などなので、仕事を奪ったか?と問われると微妙なところです。

 

中小企業のシステムの現状

オンプレミスシステムのクラウド移行は、自社にサーバを置いて運用するリスク、コスト、セキュリティ、またハードウェアの物理的寿命、OSのライフサイクル、システム構成のスケーラビリティなど様々な角度から考えても、メリットは大きいと思います。

 

ちょうど、オンプレミスのシステムのハードの保守が切れ代替の部品がない(本当か?)、OSのサポートが切れる、などの理由で「新しいオンプレミスのシステムに移行しましょう」と提案されている中小企業が私の知る限りでも結構あります。

 

タイミング的には、オンプレミスのシステムをクラウドに移行し業務フローを見直す良い機会なのですが、悲しいことに、大手ベンダーは大企業から対応していきます。
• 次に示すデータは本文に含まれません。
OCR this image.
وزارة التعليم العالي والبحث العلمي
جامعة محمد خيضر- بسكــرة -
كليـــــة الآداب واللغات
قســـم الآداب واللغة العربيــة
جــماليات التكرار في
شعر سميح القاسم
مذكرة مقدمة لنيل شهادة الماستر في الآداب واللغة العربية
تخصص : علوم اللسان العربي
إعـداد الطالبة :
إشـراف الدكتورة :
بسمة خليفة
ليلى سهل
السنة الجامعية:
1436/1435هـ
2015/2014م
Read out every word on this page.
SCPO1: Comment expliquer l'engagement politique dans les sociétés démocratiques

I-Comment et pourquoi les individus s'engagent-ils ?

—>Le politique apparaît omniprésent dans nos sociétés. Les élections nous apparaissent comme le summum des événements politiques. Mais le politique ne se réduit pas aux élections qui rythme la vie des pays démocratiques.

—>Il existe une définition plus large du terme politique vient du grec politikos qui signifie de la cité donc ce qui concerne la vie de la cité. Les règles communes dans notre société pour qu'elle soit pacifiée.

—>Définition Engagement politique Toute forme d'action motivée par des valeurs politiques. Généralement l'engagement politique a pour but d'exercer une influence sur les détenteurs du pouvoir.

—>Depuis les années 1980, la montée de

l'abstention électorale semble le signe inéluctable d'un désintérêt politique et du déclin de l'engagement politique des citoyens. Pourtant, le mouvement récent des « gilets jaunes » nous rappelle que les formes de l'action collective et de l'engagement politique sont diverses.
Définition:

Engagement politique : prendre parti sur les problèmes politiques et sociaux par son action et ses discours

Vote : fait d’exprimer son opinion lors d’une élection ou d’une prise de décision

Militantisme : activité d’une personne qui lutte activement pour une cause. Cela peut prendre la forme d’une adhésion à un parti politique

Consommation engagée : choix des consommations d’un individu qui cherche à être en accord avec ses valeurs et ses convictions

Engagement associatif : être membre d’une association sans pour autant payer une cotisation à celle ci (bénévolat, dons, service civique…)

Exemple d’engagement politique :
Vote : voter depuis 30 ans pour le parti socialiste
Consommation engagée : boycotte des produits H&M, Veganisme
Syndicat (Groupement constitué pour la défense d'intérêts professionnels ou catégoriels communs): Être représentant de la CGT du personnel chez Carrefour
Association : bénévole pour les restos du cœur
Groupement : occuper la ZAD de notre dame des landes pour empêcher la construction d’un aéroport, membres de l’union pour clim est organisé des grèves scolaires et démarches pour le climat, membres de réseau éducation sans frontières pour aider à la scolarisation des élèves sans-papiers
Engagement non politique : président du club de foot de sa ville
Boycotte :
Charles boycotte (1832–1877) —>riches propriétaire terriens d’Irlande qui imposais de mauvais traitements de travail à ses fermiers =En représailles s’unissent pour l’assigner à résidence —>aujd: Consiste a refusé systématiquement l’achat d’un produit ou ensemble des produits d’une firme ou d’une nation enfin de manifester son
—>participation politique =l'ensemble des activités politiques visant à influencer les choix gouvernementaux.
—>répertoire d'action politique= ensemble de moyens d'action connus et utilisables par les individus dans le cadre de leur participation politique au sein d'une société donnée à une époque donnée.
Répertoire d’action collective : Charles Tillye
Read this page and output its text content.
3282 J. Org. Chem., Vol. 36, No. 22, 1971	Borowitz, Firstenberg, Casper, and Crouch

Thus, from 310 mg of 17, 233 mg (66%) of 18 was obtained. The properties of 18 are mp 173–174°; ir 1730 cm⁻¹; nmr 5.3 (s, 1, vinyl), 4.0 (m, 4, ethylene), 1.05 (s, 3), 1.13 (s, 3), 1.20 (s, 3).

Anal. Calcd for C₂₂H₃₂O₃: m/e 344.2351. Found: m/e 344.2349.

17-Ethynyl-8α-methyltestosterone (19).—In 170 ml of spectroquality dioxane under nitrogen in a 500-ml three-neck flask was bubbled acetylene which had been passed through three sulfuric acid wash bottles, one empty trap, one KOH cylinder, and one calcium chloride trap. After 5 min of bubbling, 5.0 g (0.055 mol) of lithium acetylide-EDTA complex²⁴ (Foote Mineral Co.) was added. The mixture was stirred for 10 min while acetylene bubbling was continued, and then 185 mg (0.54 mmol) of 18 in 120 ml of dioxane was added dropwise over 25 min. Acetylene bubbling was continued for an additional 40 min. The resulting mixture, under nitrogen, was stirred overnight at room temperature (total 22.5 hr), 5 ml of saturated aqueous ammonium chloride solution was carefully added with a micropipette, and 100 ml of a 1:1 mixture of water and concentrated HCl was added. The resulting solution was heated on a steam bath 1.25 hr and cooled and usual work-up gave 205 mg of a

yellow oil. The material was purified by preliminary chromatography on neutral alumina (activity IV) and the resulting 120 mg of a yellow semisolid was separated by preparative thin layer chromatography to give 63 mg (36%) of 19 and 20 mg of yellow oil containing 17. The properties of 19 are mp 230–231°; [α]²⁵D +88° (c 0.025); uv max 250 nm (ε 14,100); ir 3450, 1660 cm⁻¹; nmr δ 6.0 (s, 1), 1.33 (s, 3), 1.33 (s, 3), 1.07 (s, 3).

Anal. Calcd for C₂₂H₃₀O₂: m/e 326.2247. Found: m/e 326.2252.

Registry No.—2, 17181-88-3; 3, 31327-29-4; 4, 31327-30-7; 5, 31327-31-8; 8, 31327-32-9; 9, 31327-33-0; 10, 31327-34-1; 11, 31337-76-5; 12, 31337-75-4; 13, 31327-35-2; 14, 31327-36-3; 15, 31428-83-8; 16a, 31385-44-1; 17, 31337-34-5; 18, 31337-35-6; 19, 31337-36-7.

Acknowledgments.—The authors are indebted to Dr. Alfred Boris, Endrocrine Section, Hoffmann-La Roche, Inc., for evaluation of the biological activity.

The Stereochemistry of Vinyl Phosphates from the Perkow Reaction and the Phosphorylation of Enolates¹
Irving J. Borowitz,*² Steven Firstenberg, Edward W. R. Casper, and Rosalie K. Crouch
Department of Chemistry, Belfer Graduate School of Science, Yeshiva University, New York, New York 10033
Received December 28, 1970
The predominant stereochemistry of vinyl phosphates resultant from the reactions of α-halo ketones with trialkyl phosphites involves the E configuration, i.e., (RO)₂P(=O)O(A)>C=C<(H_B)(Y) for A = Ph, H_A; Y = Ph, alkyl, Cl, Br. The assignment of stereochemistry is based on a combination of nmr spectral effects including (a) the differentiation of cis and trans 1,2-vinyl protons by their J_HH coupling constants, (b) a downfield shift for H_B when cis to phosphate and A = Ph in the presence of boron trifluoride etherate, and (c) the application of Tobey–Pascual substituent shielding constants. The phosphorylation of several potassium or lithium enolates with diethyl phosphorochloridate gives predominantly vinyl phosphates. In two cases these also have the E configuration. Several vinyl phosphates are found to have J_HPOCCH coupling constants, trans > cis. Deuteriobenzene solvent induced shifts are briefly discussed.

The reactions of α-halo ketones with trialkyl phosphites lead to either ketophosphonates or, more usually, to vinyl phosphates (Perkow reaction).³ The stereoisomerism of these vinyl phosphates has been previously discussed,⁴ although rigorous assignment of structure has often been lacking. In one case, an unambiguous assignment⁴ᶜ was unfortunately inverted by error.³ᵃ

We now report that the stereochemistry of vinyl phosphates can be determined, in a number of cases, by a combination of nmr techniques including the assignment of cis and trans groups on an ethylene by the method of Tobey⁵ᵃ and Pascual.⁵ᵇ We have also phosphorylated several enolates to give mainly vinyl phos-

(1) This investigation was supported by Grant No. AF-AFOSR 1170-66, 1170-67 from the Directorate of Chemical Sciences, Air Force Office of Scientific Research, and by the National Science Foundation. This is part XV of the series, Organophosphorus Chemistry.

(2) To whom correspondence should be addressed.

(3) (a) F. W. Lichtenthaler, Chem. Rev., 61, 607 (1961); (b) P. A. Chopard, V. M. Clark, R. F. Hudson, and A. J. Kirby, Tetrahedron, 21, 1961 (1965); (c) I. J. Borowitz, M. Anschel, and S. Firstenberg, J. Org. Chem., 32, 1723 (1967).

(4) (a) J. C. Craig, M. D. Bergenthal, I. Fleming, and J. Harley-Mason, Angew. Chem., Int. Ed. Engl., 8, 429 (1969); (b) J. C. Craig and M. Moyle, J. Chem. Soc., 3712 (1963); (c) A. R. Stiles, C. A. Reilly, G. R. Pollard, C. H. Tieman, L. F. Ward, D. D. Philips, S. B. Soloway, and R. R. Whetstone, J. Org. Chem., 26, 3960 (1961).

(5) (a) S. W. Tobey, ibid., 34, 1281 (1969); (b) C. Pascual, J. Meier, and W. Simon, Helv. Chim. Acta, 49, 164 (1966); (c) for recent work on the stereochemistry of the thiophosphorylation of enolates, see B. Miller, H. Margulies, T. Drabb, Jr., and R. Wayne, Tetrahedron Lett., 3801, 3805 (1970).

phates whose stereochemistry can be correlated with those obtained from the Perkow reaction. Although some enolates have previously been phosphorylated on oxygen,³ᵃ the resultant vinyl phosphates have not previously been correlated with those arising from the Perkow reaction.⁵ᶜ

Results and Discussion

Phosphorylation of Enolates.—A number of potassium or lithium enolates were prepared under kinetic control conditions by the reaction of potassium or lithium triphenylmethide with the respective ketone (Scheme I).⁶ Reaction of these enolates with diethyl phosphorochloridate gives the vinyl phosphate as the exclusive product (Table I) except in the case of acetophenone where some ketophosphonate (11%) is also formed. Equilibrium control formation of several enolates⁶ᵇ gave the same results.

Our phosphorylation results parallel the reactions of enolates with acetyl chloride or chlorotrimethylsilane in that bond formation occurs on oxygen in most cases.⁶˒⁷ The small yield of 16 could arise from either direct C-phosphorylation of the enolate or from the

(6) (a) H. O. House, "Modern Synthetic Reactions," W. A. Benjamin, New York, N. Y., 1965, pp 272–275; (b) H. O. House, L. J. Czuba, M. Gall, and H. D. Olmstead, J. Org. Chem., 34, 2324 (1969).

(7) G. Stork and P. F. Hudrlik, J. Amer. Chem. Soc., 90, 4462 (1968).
そして、中小企業は中々相手にしてもらえず、悲しいかな新しいオンプレミスに移行するパターンもあったりします。往々にして、その際には既存の仕様の踏襲がファーストプライオリティになり、業務フローの改善までは至らない事が多いのが現状です。

 

今はモラトリアム期間

とは言いつつ流石に、もう一サイクル回ればオンプレミスのシステムもゼロにはならないでしょうが、ここ数年でクラウドの業務システムが充実してきて、指数関数的に減少していくでしょう。

そうなった際には、AWS、Azure、GCPというクラウドコンピューティングサービスのインフラをバックに持つでしょうからAIも何かしらの形で入ってくると考えられます。

 

そういった意味でここ3・4年ぐらいは、

  • 経営者目線では、如何に業務を効率化するか
  • 社員目線では、如何に付加価値の高い人間にしかできない仕事ができるか

を考えるモラトリアム期間だと思う次第です。

 

実際には経営者も社員も、もっと速いスピードでドラスティックに進むのが理想ですし、そうあるべきですが私が肌感覚で感じている現状のお話でした。

 

と言う訳で、AIやIoT人材も去ることながら、インフラではなく、実際の企業の業務にクラウドシステムを導入できる人材が取り敢えず現状は必要なのではないかと思います。